MINNEAPOLIS - Max Jablonski can't help be impressed with the 32 NHL Jerseys delivered to his brother's hospital rooms over the past few weeks. The phone call from Wayne Gretzky wasn't bad either.
It's a call Max answered himself, and will never forget. "He said, 'Is this the phone of Jack Jablonski's brother? This is Wayne Gretzky.' When you hear that, it's like wow, is this a dream."
Sometimes dreams are what we need to help us through a nightmare. Max's 16-year-old brother Jack, a sophomore at Benilde-St. Margarets, was paralyzed during a high school junior varsity hockey game in December.
While Jack recuperates at Sister Kenny Rehabilitation Institute, he continues to be on the receiving end of gifts, visits from professional athletes and other shows of support from around the world.
On Thursday a hand-written letter, American flag and signed t-shirt from Naval Special Forces in Afghanistan arrived for Jack.
He's already serving as temporary guardian of two Hobey Baker awards, college hockey's MVP trophy, dropped off by Robb Stauber and Jordan Leopold.
"How do you thank everybody for what they've done? It's just unbelievable," says Leslie Jablonski, Jack's mother. She believes the outpouring of support has helped push Jack beyond early expectations in his physical therapy. "He knows he's being watched. He just wants to prove to everybody he's going to do as much as he can."

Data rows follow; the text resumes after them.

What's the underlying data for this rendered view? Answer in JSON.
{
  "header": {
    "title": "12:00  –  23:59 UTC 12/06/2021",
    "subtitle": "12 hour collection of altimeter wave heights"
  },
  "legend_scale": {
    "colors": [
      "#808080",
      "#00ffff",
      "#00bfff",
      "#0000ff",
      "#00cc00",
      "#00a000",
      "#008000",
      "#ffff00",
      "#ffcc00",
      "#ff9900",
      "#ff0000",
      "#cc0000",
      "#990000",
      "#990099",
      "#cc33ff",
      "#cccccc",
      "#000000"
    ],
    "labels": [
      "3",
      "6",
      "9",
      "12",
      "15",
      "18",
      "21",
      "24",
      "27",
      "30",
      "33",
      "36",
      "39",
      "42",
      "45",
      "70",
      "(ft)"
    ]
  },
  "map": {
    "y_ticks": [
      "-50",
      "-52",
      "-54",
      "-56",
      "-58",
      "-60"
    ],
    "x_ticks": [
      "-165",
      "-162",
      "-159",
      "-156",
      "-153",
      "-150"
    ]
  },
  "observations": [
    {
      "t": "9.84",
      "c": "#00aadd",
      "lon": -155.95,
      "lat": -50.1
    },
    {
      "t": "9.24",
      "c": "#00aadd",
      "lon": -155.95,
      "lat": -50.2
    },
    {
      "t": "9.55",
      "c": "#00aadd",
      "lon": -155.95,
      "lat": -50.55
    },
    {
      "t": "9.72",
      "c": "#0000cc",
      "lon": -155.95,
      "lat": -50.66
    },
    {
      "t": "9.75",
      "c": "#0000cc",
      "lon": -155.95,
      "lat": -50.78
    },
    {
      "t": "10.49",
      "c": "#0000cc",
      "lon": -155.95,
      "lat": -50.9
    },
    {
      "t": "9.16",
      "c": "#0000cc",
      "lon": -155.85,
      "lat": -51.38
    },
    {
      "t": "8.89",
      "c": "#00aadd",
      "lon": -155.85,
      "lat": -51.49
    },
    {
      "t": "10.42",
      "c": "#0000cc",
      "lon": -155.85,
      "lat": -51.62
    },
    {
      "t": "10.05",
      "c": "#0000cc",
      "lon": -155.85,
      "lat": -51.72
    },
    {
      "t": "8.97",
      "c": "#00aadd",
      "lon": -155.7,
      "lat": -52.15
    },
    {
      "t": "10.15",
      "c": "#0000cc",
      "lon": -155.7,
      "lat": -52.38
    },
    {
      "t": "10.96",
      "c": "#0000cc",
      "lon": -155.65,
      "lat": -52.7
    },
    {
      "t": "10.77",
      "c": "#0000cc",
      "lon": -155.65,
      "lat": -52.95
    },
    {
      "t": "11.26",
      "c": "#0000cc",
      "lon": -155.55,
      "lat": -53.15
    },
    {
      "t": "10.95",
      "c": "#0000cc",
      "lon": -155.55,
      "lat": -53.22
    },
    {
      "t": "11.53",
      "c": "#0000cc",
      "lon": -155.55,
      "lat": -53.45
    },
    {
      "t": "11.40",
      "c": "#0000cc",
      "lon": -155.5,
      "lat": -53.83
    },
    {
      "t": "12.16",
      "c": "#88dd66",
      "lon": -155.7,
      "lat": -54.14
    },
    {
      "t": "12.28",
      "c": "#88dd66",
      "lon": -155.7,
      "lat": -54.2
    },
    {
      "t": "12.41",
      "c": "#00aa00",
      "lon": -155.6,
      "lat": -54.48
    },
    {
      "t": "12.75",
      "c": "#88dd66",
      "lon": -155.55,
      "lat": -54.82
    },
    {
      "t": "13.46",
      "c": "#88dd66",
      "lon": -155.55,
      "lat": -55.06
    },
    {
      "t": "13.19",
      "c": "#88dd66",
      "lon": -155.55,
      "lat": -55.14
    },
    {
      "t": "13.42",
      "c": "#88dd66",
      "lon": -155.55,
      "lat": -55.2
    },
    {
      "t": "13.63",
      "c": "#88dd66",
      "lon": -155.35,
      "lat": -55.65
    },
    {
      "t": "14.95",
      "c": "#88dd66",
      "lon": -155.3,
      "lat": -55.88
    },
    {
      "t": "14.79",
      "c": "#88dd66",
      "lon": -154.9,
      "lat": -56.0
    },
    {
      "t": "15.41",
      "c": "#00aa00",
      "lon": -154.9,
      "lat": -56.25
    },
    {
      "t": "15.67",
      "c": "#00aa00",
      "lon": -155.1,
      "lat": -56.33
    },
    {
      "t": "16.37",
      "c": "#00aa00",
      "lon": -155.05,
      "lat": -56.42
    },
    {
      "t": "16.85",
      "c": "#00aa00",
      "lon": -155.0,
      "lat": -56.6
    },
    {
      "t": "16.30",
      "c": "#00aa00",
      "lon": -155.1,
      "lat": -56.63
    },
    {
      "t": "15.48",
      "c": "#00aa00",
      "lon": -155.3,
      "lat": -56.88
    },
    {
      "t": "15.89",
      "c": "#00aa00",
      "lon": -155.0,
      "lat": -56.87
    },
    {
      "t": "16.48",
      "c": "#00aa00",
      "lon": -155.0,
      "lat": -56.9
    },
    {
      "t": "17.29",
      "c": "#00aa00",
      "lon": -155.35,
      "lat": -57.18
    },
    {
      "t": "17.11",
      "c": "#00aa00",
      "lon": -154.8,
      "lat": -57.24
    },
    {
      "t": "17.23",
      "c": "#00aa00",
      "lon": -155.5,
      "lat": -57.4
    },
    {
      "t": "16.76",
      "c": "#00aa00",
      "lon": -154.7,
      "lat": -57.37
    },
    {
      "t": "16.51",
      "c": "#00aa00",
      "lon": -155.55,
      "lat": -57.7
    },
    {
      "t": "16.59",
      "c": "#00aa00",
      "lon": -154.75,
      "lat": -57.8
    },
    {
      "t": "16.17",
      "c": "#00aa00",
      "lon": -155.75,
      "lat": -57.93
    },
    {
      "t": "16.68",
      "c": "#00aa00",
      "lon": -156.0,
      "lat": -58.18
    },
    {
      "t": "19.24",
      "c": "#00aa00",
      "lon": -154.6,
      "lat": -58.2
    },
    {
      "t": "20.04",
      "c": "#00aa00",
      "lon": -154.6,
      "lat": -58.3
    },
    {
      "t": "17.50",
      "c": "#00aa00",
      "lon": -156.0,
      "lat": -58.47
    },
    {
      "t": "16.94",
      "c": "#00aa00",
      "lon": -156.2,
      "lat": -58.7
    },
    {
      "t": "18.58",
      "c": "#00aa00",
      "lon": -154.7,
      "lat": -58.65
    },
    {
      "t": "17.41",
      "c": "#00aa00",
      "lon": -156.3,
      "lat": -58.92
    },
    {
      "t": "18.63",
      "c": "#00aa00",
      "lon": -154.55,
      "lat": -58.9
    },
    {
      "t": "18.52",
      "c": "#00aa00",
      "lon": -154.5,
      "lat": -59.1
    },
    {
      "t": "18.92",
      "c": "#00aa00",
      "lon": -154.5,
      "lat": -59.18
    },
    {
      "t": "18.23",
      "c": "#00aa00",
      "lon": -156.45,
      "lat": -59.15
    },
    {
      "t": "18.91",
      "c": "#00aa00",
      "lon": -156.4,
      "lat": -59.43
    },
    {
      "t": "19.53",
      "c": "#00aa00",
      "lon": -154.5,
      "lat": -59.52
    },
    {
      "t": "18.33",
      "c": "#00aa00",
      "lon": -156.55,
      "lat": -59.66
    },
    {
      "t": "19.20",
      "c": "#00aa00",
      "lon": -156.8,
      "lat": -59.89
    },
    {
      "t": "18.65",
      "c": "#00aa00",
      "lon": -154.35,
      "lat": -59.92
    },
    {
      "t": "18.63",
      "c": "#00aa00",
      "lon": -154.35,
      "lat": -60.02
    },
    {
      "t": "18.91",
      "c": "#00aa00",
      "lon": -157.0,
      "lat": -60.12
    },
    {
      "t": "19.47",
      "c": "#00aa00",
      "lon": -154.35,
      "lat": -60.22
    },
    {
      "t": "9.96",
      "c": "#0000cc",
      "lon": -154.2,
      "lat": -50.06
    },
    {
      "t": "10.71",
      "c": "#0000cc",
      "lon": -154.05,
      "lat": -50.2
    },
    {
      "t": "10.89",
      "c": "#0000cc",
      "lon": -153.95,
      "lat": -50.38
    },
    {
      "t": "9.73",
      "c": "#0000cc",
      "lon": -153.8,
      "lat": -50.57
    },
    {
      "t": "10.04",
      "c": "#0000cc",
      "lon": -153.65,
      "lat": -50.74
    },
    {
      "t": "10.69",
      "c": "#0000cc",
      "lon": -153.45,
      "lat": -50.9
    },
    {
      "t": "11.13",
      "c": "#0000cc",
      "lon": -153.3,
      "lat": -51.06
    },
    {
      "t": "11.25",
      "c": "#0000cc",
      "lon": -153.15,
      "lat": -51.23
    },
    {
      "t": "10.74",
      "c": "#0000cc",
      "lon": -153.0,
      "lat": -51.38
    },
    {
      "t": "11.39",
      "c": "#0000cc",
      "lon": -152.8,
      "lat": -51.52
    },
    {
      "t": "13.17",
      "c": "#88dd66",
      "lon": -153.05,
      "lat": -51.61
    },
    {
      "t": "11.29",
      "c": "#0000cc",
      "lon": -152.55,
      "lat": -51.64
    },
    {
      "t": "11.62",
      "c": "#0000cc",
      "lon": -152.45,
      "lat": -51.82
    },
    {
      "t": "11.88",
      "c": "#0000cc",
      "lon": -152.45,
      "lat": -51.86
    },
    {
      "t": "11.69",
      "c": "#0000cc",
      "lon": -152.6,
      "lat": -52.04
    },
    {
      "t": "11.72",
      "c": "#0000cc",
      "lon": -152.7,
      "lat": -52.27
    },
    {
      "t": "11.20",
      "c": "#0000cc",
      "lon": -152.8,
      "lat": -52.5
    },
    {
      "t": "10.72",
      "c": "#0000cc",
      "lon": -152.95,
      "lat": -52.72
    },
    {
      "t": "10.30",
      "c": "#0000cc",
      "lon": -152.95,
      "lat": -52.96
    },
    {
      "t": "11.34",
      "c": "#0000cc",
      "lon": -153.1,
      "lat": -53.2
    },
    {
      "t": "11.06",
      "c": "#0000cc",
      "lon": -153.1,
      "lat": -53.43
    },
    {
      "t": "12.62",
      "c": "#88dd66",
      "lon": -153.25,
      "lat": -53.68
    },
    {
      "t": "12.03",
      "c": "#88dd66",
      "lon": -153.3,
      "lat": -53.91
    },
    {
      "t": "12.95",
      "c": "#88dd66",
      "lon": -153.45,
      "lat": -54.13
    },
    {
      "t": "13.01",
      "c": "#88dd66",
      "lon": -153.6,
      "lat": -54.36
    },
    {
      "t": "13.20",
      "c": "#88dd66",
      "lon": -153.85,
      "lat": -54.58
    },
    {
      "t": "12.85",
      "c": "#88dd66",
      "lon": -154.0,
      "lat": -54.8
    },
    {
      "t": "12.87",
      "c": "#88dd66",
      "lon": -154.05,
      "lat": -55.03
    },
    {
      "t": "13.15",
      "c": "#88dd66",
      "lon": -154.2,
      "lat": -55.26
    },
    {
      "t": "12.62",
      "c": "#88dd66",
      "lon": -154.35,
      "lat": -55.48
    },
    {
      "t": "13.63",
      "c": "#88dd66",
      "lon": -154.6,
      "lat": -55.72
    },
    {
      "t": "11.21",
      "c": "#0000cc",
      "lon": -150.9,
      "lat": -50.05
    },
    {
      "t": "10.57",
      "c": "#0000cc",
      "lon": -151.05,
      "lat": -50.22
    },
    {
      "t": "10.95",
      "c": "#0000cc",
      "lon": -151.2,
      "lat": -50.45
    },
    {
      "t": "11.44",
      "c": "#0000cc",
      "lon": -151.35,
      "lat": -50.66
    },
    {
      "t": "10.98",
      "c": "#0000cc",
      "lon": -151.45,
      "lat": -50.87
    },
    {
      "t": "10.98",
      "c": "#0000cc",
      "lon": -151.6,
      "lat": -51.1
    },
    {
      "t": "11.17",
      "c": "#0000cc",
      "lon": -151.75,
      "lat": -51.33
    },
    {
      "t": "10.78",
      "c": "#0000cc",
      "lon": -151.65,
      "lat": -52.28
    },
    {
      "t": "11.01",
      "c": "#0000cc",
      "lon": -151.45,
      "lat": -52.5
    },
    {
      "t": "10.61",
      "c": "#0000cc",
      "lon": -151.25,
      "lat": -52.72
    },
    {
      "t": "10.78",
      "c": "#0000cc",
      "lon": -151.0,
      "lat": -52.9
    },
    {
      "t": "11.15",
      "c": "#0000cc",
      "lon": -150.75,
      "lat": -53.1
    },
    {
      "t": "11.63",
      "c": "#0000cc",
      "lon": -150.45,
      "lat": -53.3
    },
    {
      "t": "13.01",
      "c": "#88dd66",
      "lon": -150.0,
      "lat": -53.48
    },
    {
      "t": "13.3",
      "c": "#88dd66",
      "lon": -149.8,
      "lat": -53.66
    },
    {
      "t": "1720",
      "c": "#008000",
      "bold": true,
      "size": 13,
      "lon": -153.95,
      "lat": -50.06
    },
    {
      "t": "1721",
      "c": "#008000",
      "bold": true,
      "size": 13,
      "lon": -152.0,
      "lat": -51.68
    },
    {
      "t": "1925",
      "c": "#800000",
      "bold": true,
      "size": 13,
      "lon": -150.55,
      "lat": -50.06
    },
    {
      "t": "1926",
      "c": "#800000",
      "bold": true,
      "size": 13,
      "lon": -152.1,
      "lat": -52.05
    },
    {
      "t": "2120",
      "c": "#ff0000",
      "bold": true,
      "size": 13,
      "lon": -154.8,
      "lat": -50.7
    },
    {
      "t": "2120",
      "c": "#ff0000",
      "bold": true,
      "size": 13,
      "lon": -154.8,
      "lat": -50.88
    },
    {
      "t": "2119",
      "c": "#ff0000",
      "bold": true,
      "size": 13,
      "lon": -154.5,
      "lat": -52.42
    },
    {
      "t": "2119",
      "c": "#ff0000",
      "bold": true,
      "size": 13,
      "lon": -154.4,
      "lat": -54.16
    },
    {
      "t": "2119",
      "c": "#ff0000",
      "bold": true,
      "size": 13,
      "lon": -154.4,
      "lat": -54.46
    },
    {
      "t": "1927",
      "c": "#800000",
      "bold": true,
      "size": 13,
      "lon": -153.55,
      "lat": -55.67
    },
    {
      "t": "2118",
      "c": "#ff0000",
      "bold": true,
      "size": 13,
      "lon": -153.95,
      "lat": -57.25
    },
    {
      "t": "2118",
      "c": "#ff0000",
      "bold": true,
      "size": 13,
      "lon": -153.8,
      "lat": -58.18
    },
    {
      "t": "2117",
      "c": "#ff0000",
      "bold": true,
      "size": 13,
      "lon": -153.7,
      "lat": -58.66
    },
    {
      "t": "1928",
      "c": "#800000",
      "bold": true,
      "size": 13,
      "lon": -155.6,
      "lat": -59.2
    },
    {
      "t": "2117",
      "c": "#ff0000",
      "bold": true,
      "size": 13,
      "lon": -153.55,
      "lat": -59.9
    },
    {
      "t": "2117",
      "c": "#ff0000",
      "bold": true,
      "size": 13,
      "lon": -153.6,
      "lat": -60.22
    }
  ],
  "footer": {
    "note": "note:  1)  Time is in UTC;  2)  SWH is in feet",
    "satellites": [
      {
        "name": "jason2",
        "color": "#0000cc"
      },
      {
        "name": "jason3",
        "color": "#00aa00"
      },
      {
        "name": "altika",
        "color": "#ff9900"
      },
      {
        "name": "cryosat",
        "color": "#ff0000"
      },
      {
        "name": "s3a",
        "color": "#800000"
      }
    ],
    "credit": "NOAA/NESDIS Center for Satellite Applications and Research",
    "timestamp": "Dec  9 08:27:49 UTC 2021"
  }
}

Jack's story is about to reach an even larger audience. His parents say a Sports Illustrated reporter and photographer will be spending time with Jack this week for an upcoming article.
The overseers of hockey at both the youth and high school level gave Jack a boost too, when they voted to increase the penalties for the type of check that sent Jack headfirst into the boards.
"I like the rule changes a lot, I agree with them," said Jack, "it's just that I didn't want to be the reason that we have that rule change."
Jack's family believes attitudinal changes may already be taking place. "Parents have been commenting on how they've already noticed a big difference in the game and the way it's being played and they really attribute it to Jack and what happened," said Leslie Jablonski.
Already regaining strength in his shoulders and some use of his arms, Jack remains optimistic. "My goal is to walk and skate again obviously. I'm not sure if that will happen, I believe it will."